Cloudways
- Trade name: Cloudways
- Type: Subsidiary
- Industry: Cloud computing; Web hosting;
- Founded: August 1, 2012; 14 years ago
- Founders: Aaqib Gadit; Pere Hospital;
- Headquarters: New York, United States
- Area served: Worldwide
- Key people: Paddy Srinivasan (CEO); Suhaib Zaheer (SVP);
- Products: ThunderStack server stack;
- Brands: Cloudways
- Services: Managed cloud hosting;
- Parent: DigitalOcean

= Cloudways =

Cloud hosting platform

Cloudways is a managed cloud hosting platform founded in 2012, enabling users to deploy web applications on servers from providers like DigitalOcean, AWS, Google Cloud, Linode and Vultr.

==History==

Cloudways was founded in 2012 by Aaqib Gadit and Pere Hospital in Malta. It was designed to simplify cloud hosting with automation, managed services, and an easy-to-use interface. It grew by serving small and medium-sized businesses, digital agencies and e-commerce platforms needing cloud solutions without direct server management.

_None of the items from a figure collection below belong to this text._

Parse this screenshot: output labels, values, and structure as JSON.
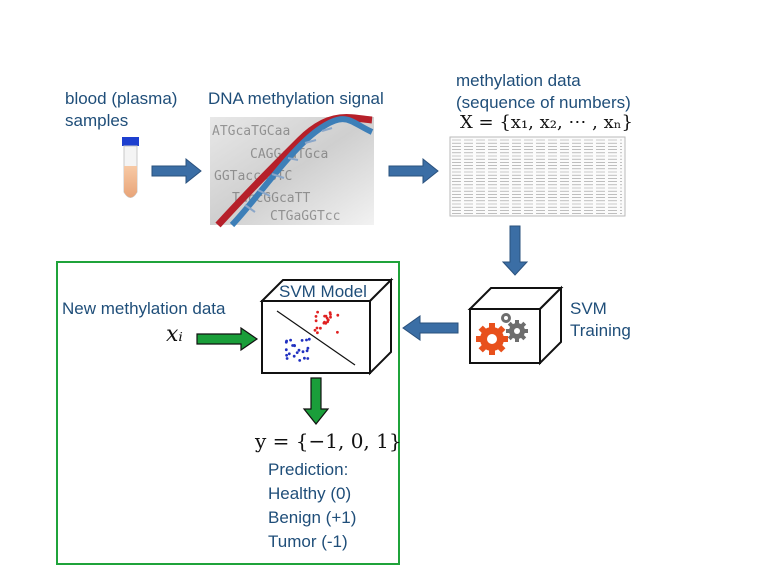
{
  "inputs": {
    "blood_label": [
      "blood (plasma)",
      "samples"
    ],
    "dna_label": "DNA methylation signal",
    "data_label": [
      "methylation data",
      "(sequence of numbers)"
    ],
    "data_formula": "X = {x₁, x₂, ⋯ , xₙ}"
  },
  "training": {
    "label": [
      "SVM",
      "Training"
    ]
  },
  "prediction_box": {
    "new_data_label": "New methylation data",
    "new_data_symbol": "xᵢ",
    "model_label": "SVM Model",
    "output_formula": "y = {−1, 0, 1}",
    "prediction_lines": [
      "Prediction:",
      "Healthy (0)",
      "Benign (+1)",
      "Tumor (-1)"
    ]
  },
  "colors": {
    "label_text": "#1f4e79",
    "arrow_blue": "#3b6ea5",
    "arrow_green": "#1a9e3a",
    "frame_green": "#1fa33a",
    "gear_orange": "#e8501c",
    "gear_gray": "#6e6e6e",
    "cluster_red": "#e02020",
    "cluster_blue": "#2030c0"
  },
  "icons": [
    "test-tube-icon",
    "dna-helix-image",
    "spreadsheet-image",
    "gears-icon"
  ]
}
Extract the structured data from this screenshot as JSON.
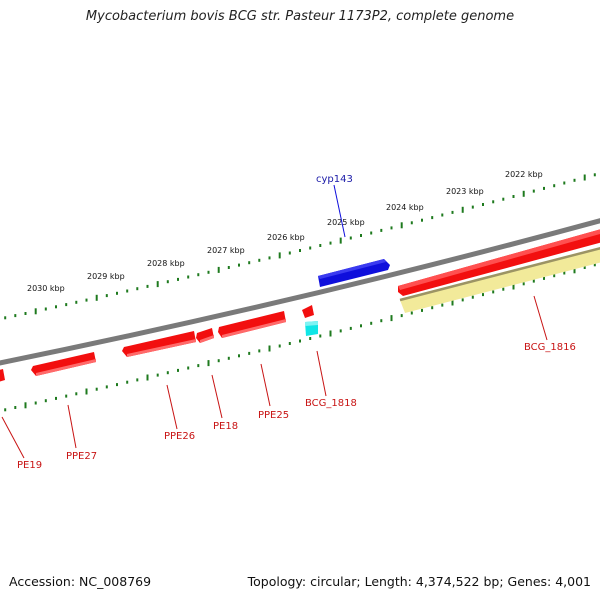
{
  "title": "Mycobacterium bovis BCG str. Pasteur 1173P2, complete genome",
  "accession": "Accession: NC_008769",
  "summary": "Topology: circular; Length: 4,374,522 bp; Genes: 4,001",
  "colors": {
    "backbone": "#7a7a7a",
    "tick": "#1e7a1e",
    "gene_forward_label": "#1a1aa8",
    "gene_reverse_label": "#c81414",
    "red_feature": "#f20f0f",
    "blue_feature": "#0f0fdc",
    "cyan_feature": "#10e6e6",
    "yellow_feature": "#f2ea9a"
  },
  "kbp_labels": [
    "2030 kbp",
    "2029 kbp",
    "2028 kbp",
    "2027 kbp",
    "2026 kbp",
    "2025 kbp",
    "2024 kbp",
    "2023 kbp",
    "2022 kbp"
  ],
  "gene_labels": {
    "cyp143": "cyp143",
    "bcg_1816": "BCG_1816",
    "bcg_1818": "BCG_1818",
    "ppe25": "PPE25",
    "pe18": "PE18",
    "ppe26": "PPE26",
    "ppe27": "PPE27",
    "pe19": "PE19"
  }
}
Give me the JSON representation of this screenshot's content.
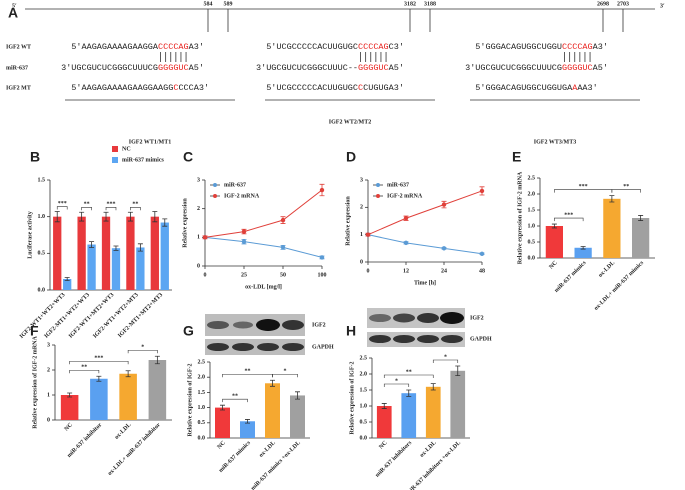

==Acquisition by DigitalOcean==

In August 2022, DigitalOcean Holdings Inc. announced its intention to acquire Cloudways for $350 million in cash. The acquisition was completed in September 2022 and aligned with DigitalOcean's strategy to enhance its offerings for small and medium-sized enterprises through integrated managed hosting services.

==Services and features==

Cloudways provides managed cloud hosting that supports deployment on leading infrastructure providers such as DigitalOcean, AWS, Google Cloud and Linode. Its proprietary Thunder Stack includes Nginx, Apache, Memcached, Varnish, Redis, and PHP-FPM to optimize application performance. The platform manages server setup, maintenance, security patches, backups, and performance monitoring.

In 2022, Cloudways integrated Cloudflare services to offer advanced features such as CDN, DDoS protection, and a Web Application Firewall (WAF).